High-fidelity entanglement swapping and generation of three-qubit GHZ state using asynchronous telecom photon pair sources
Yoshiaki Tsujimoto, Motoki Tanaka, Nobuo Iwasaki, Rikizo Ikuta,, Shigehito Miki, Taro Yamashita, Hirotaka Terai, Takashi Yamamoto, Masato, Koashi, and Nobuyuki Imoto

TL;DR
This paper demonstrates high-fidelity entanglement swapping and GHZ state generation using asynchronous telecom photon sources, employing time-resolved detection to achieve indistinguishability without active synchronization.
Contribution
It introduces a method for entanglement swapping and GHZ state creation with asynchronous sources using time-resolved detection, eliminating the need for active timing synchronization.
Findings
Fidelities of 0.84 for entanglement swapping and 0.70 for GHZ state generation.

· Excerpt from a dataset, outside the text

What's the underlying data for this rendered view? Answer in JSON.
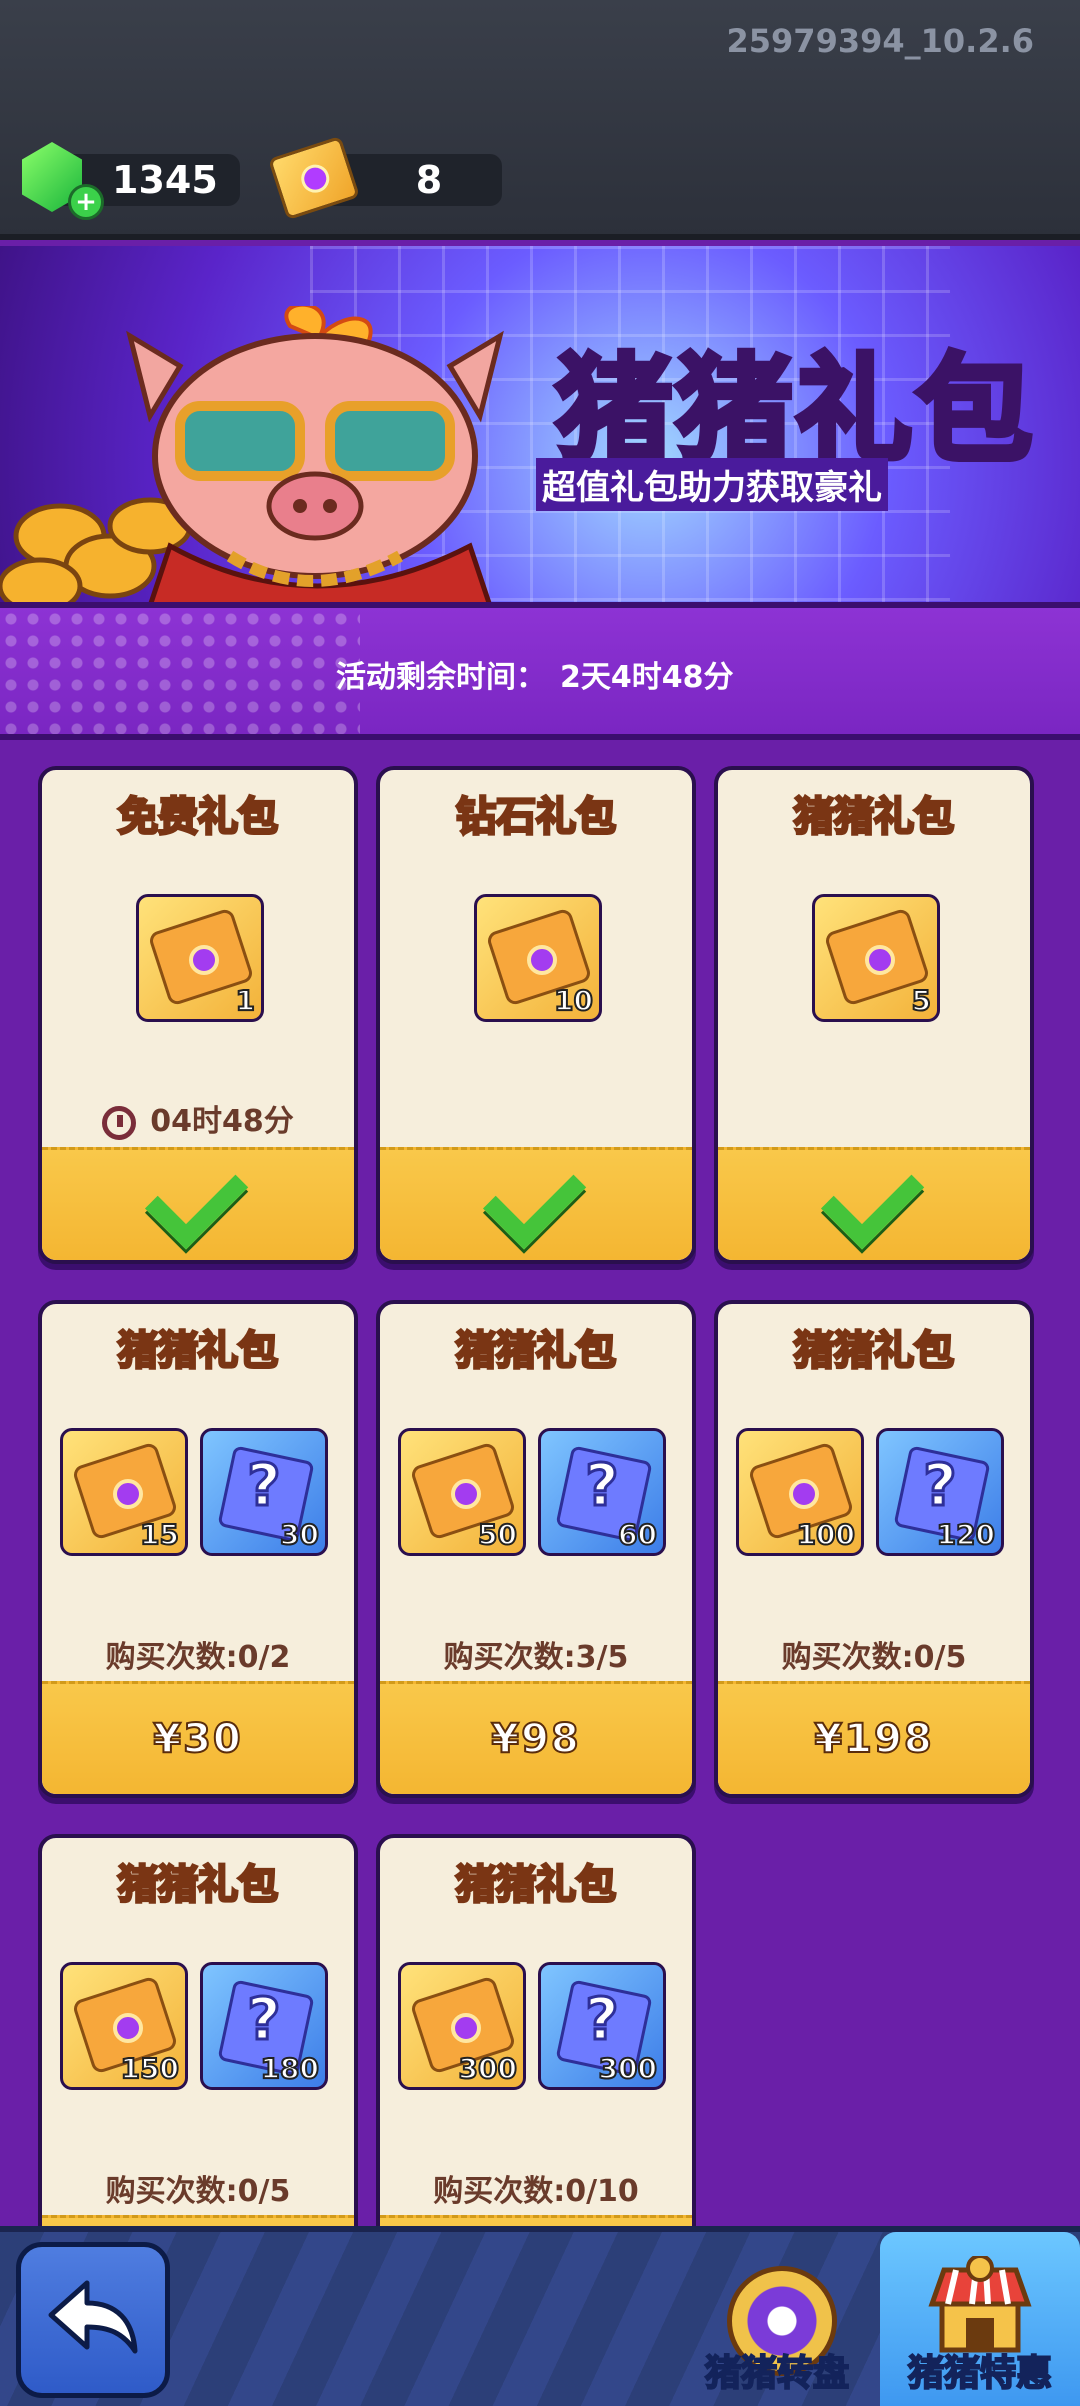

Use of fiber-based Bragg gratings and superconducting nanowire detectors for high-quality photon detection.
Successful demonstration of asynchronous photon source compatibility with quantum communication protocols.
Abstract
We experimentally demonstrate a high-fidelity entanglement swapping and a generation of the Greenberger-Horne-Zeilinger~(GHZ) state using polarization-entangled photon pairs at telecommunication wavelength produced by spontaneous parametric down conversion with continuous-wave pump light. While spatially separated sources asynchronously emit photon pairs, the time-resolved photon detection guarantees the temporal indistinguishability of photons without active timing synchronizations of pump lasers and/or adjustment of optical paths. In the experiment, photons are sufficiently narrowed by fiber-based Bragg gratings with the central wavelengths of 1541~nm and 1580~nm, and detected by superconducting nanowire single-photon detectors with low timing jitters. Observed fidelities are 0.84 \pm 0.04 and 0.70 \pm 0.05 for the entanglement swapping and generation of the GHZ state, respectively.